InnovationCity Ruhr – Bottrop Model City

Bottrop pledges to reduce carbon emissions by fifty percent in ten years using an InnovationCity master plan bound to spread in the region.

HALVing carbon EMISSIONS

The InnovationCity Ruhr | Bottrop model city sees itself as an innovative laboratory in which an experiment is carried out to see whether an industrial city can halve its carbon emissions within ten years. Between 2010 and 2020, many innovative ideas and solutions have been developed in Bottrop on the way to becoming a climate-friendly city – both for citizens and businesses. Parallel to active climate protection, the quality of life in the city quarters is improved through green measures, which secure more than 22,000 local jobs.

CLIMATE CITY OF THE FUTURE

In 2010, Bottrop became Germany's first InnovationCity. The Initiativkreis Ruhr, an association of around 70 leading companies in the Ruhr region, had previously been looking for the climate city of the future within the framework of a competition. Bottrop won the race and committed itself to reducing carbon emissions by fifty percent within ten years.

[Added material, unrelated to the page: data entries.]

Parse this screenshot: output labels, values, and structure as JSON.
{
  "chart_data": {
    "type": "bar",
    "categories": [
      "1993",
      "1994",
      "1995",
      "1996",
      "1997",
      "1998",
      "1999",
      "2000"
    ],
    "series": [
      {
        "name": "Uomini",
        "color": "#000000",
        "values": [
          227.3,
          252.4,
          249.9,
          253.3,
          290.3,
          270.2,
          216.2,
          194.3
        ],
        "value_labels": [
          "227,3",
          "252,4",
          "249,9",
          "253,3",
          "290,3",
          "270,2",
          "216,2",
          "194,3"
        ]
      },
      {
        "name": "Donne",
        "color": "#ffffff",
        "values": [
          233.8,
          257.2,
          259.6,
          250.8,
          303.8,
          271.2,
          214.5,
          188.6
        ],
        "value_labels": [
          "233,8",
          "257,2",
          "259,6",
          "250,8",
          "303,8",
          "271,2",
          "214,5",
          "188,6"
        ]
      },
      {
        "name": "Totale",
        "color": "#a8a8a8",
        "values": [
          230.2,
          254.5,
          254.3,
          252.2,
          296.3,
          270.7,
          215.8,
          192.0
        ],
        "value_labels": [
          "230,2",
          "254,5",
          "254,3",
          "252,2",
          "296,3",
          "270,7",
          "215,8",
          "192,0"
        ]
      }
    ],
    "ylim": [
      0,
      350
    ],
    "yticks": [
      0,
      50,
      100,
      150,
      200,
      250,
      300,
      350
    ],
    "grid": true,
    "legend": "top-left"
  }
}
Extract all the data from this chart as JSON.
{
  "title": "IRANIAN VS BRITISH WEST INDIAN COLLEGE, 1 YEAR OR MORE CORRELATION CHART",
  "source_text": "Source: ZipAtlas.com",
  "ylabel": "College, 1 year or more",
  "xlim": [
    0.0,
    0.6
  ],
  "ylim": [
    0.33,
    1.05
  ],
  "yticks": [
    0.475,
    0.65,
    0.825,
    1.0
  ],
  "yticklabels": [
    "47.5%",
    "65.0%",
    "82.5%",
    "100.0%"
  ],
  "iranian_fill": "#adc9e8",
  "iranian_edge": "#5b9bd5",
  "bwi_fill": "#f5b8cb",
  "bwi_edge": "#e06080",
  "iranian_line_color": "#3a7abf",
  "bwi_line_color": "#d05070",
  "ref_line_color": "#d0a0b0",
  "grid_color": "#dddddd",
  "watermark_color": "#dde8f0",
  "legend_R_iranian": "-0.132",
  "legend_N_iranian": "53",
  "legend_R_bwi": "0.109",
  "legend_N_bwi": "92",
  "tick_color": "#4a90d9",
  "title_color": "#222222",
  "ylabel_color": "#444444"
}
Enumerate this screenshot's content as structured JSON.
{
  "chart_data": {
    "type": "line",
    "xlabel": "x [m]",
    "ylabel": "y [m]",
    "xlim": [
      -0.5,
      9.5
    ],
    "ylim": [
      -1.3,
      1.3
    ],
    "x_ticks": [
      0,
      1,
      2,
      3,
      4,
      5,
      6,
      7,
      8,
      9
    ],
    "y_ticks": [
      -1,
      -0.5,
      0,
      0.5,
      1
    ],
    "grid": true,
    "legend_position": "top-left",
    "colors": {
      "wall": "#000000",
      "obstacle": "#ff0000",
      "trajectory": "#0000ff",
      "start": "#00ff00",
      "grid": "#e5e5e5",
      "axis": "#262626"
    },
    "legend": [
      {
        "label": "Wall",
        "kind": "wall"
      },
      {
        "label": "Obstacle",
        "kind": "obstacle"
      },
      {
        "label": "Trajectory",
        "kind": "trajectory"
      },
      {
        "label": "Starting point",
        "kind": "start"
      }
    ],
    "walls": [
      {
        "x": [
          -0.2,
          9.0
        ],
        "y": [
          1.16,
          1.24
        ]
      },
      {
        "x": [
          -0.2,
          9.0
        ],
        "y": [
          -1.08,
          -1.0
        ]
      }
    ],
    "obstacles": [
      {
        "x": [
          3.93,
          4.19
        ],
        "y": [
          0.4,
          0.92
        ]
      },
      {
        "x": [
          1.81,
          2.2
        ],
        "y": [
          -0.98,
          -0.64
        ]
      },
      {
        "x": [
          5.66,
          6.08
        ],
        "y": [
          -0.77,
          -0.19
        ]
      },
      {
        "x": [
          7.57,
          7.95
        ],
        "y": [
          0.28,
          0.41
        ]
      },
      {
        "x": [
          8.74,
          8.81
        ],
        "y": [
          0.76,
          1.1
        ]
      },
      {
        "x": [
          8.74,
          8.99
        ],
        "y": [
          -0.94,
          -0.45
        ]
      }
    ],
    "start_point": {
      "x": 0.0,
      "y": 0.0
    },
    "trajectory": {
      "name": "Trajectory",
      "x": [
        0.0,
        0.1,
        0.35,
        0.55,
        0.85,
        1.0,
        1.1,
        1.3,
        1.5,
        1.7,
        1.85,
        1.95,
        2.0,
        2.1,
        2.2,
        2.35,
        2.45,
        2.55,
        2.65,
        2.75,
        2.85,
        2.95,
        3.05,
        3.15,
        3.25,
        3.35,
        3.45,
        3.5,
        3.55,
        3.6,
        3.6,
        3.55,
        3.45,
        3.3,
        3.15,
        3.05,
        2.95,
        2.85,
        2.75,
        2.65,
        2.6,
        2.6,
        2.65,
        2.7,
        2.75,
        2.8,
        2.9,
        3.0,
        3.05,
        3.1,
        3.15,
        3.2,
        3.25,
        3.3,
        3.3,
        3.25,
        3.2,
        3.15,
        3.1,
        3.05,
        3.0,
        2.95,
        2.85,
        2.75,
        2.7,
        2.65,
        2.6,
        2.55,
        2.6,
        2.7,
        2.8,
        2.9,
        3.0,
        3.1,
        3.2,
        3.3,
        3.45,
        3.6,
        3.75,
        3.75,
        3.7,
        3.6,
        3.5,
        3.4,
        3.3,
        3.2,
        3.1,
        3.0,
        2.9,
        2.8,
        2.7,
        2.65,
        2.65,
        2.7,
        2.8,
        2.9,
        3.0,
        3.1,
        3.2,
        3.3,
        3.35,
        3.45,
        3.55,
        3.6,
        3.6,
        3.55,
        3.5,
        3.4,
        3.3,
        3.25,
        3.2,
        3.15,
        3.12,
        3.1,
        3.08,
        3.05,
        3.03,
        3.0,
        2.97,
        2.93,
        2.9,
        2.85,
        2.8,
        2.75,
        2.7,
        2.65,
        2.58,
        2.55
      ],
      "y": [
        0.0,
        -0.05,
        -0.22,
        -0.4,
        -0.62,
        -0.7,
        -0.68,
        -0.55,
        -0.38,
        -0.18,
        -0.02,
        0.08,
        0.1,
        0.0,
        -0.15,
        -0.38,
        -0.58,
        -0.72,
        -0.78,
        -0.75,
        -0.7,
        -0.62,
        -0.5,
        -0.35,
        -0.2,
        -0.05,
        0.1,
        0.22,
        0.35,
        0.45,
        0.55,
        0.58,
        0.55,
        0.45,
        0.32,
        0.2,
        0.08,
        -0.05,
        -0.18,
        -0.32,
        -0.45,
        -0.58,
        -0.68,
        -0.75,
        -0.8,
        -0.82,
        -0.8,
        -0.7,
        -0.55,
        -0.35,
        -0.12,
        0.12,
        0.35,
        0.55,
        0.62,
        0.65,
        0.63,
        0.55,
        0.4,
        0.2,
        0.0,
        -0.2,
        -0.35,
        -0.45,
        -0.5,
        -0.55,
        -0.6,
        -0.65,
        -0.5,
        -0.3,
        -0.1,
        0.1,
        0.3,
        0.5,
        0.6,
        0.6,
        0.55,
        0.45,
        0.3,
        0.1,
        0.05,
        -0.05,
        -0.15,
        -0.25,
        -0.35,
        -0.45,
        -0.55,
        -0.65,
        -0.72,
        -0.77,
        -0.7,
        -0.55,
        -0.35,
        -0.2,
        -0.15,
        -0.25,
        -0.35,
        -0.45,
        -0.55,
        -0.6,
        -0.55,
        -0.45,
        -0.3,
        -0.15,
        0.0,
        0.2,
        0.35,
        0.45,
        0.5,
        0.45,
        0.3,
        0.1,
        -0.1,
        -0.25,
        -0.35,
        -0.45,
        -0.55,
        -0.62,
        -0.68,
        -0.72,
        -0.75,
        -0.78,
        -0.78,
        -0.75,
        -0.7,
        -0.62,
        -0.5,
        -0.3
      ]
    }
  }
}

For this process, a pilot area with seven city districts was defined in which almost 70,000 of the 120,000 inhabitants live in 12,500 residential buildings.

INNOVATION ROLL OUT FOR THE RUHR AREA

For the InnovationCity area, a master plan was drawn up which analysed the social, structural, and energy demands of the neighbourhoods and the measures which could transform the neighbourhoods into climate districts. The City of Bottrop and the Innovation City Management GmbH, founded specifically for this purpose by the Initiativkreis Ruhr, have identified more than 300 individual projects and have already implemented many of them since the master plan came into effect in 2014. Other municipalities have benefited from the tools, procedures, and experience of the model city of Bottrop. In the "InnovationCity Roll Out" project, integrated energy concepts were developed for 20 districts in 17 cities in the Ruhr area between 2016 and 2019. In the neighbourhoods investigated, just under 1 million tons of CO2 are currently emitted each year. If all the measures proposed in the concepts are implemented, more than 300,000 tonnes of CO2 can be saved within five years.